To the politicians in London and Paris, the interests of a new world order were not to be served stirring up the Balkan stew. There were too many unresolved ethnic grievances that could be incitements to bloodshed -- in Kosovo, Albania, Macedonia, Bulgaria, Greece, Turkey, Hungary and Romania.

There is no melting pot in Southwestern Europe. People are born to hate and raised to remember. No incident is too small to forget.

With respect to Bosnia, every peace-making entity involved operated at its lowest common denominator. The U.S. was fragmented. NATO had never before been called upon to do anything militarily overt. The United States wanted to do the right thing, but couldn't figure out what that was. England and France were determined not to do more than operate a glorified Salvation Army mission. Russia, the historic protector of the Serbs, suffered from an international inferiority complex.

Not every evil in the world can be neatly or quickly corrected. There are some tragedies -- Rwanda and Bosnia, for example -- that are beyond the capacity of even the brave and the bold to resolve. Today the brave and the bold are harder to find -- just as they were between the two Great Wars.

The United States now realizes that it is fruitless to urge NATO to continue air strikes where the design of the mission is to inflict as little damage as possible. One of NATO's most robust attacks on a runway produced a hole about as big as a typical New York City pothole. It is fruitless to pretend to be assisting the cause when the general in command, Sir MIchael "Second Hand" Rose, is determined to do nothing and anxiously awaits his recall.
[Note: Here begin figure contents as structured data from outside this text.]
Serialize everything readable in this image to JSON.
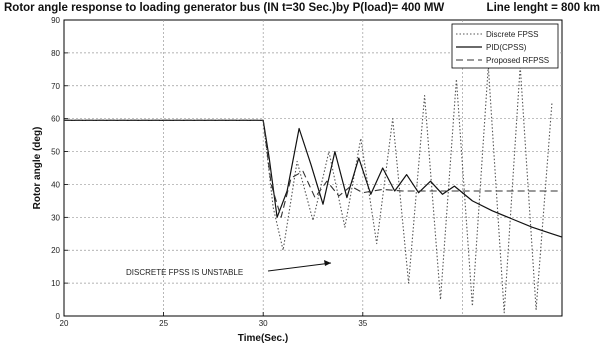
{
  "header": {
    "title": "Rotor angle response to loading generator bus (IN t=30 Sec.)by P(load)= 400 MW",
    "line_info": "Line lenght = 800 km"
  },
  "chart_data": {
    "type": "line",
    "title": "Rotor angle response to loading generator bus (IN t=30 Sec.)by P(load)= 400 MW",
    "xlabel": "Time(Sec.)",
    "ylabel": "Rotor angle (deg)",
    "xlim": [
      20,
      45
    ],
    "ylim": [
      0,
      90
    ],
    "xticks": [
      20,
      25,
      30,
      35
    ],
    "yticks": [
      0,
      10,
      20,
      30,
      40,
      50,
      60,
      70,
      80,
      90
    ],
    "grid": true,
    "legend_position": "top-right",
    "annotation": "DISCRETE FPSS IS UNSTABLE",
    "series": [
      {
        "name": "Discrete FPSS",
        "style": "dotted",
        "x": [
          20,
          30,
          30.5,
          31.0,
          31.7,
          32.5,
          33.3,
          34.1,
          34.9,
          35.7,
          36.5,
          37.3,
          38.1,
          38.9,
          39.7,
          40.5,
          41.3,
          42.1,
          42.9,
          43.7,
          44.5
        ],
        "y": [
          59.5,
          59.5,
          33,
          20,
          47,
          29,
          50,
          27,
          54,
          22,
          60,
          10,
          67,
          5,
          72,
          3,
          76,
          1,
          76,
          2,
          65
        ]
      },
      {
        "name": "PID(CPSS)",
        "style": "solid",
        "x": [
          20,
          30,
          30.3,
          30.7,
          31.2,
          31.8,
          32.4,
          33.0,
          33.6,
          34.2,
          34.8,
          35.4,
          36.0,
          36.6,
          37.2,
          37.8,
          38.4,
          39.0,
          39.6,
          40.5,
          41.5,
          42.5,
          43.5,
          44.5,
          45.0
        ],
        "y": [
          59.5,
          59.5,
          48,
          30,
          38,
          57,
          46,
          34,
          50,
          36,
          48,
          37,
          45,
          38,
          43,
          37.5,
          41,
          37,
          39.5,
          35,
          32,
          29.5,
          27,
          25,
          24
        ]
      },
      {
        "name": "Proposed RFPSS",
        "style": "dashed",
        "x": [
          20,
          30,
          30.4,
          30.9,
          31.4,
          32.0,
          32.6,
          33.2,
          33.8,
          34.4,
          35.0,
          36.0,
          37.0,
          45.0
        ],
        "y": [
          59.5,
          59.5,
          40,
          30,
          42,
          44,
          36,
          41,
          36.5,
          39.5,
          37.5,
          38.5,
          38,
          38
        ]
      }
    ]
  }
}
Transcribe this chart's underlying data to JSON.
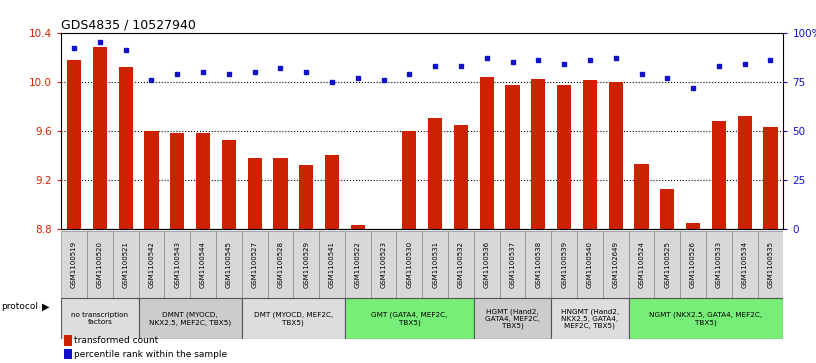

The United States now begins to close this sad chapter. We will throw in with England and France. We will say NATO is as one again. We will go to Gen. Ratko Mladic and the other thugs and say let's make a deal. We will tell the Bosnians that they had better be ready to become a Liechtenstein or an Andorra or else Sarajevo, Gorazde and Srebrenica will become the next Bihac.

As we approach the Christmas season, we can recall Neville Chamberlain's comforting words that we will achieve "peace in our time."

~Tom Eagleton is a former U.S. senator from Missouri and a columnist for the Pulitzer Publishing Co.